Dr. Mamon adds that these updated results might have "implications for combined-modality therapy of other malignancies, both within and outside of the GI tract."
Reduction in Local Recurrence
The original trial randomized 823 patients with stage II to III rectal cancer to preoperative CRT with fluorouracil (FU), total mesorectal excision surgery, and adjuvant FU chemotherapy, or to the same schedule of CRT but initiated postoperatively.
When the 5-year results were reported in 2004 (median follow-up, 46 months), there was no difference in overall survival in the 2 study groups, note the authors.
As of December 2010, there were 450 surviving patients who had been followed for a median of 134 months (range, 90 to 184 months).
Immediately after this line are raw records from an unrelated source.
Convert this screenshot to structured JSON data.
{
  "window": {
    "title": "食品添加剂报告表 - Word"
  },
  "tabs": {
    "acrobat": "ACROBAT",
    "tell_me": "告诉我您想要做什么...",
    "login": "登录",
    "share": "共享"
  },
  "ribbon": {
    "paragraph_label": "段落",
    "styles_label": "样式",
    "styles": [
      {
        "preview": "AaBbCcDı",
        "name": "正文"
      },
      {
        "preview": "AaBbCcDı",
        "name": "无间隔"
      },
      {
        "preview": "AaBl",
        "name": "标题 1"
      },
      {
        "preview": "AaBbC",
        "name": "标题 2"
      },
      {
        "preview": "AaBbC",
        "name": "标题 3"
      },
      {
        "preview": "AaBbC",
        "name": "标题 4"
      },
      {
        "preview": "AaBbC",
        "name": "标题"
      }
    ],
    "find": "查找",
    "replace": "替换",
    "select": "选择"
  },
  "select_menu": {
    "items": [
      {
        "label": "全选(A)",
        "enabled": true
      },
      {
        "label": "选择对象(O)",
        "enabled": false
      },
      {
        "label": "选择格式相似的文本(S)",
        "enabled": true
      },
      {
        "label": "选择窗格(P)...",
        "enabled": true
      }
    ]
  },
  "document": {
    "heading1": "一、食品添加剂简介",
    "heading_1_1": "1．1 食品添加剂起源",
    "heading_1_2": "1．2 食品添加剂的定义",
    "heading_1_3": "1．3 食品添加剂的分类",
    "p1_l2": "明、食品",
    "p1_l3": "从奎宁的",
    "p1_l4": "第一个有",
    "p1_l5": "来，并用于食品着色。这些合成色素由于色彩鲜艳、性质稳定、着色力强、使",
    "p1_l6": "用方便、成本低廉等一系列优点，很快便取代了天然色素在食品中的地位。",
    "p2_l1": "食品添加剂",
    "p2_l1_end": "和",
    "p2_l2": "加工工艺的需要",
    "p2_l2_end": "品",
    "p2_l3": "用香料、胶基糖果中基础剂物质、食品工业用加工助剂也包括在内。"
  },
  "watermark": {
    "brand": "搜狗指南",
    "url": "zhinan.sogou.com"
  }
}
Of this group, 100% were followed for at least 5 years, 98% for at least 8 years, and 71% for at least 10 years.
Of the 341 deaths during the follow-up period, 223 were associated with rectal cancer.
The hazard ratio (HR) for death with preoperative CRT, compared with postoperative CRT, was 0.98 (95% confidence interval, 0.79 to 1.21).
Local recurrences after macroscopically complete resection of the primary rectal cancer occurred in 23 of the 397 patients (5.79%) randomly assigned to preoperative CRT and in 37 of the 393 patients (9.41%) randomly assigned to postoperative CRT.
The cumulative incidence of local recurrence at 5 and 10 years in the intention-to-treat population was 5.0% and 7.1%, respectively, in the preoperative CRT group and 9.7% and 10.1%, respectively, in the postoperative group (HR, 0.60; P = .048).
There was no significant difference between the preoperative and postoperative groups in the 10-year cumulative incidence of distant metastases in the intention-to-treat population (29.8% vs 29.6%; P = .9). A total of 17 of 226 (7.6%) distant metastases occurred beyond 5 years of follow-up — 9 (7.8%) in the preoperative group and 8 (7.2%) in the postoperative group.
The researchers also conducted an exploratory nonprotocol-specified subgroup analysis to identify factors associated with the risk of developing local recurrences after macroscopically complete resection of the primary tumor. On multivariate Cox regression analysis, they found that incomplete local resection and receiving no CRT were significantly associated with a higher risk for local recurrence.
An increased hazard ratio was confirmed for patients with stage III or IV disease and for those who had surgery that included intersphincteric or abdominoperineal resection.
New Data in the Works
"Any improvement in overall survival rates will require better control of systemic disease," the researchers conclude. "Integrating more effective systemic therapy into multimodal therapy has been the challenge."
A phase 3 trial by the same group has completed accrual, with more than 1250 patients recruited. It will study the addition of oxaliplatin to preoperative CRT and postoperative chemotherapy.
The initial results of that study have been presented (J Clin Oncol. 2011;29[15 Suppl]:LBA3505)(J Clin Oncol. 2011;29[15 Suppl]:LBA3505), the researchers explain, and indicate that the addition of oxaliplatin to preoperative FU-CRT is well tolerated and associated with increased pathologic complete response rates. The primary end point of this study is disease-free survival. Results "on this primary end point will be available in late 2013," they researchers report.
The study was supported by a grant from the German Cancer Aid (Deutsche Krebshilfe e.V). Coauthor Claus Rödel, MD, from the University of Frankfurt, Germany, reports receiving honoraria from sanofi-aventis and Roche, and research funding from Roche.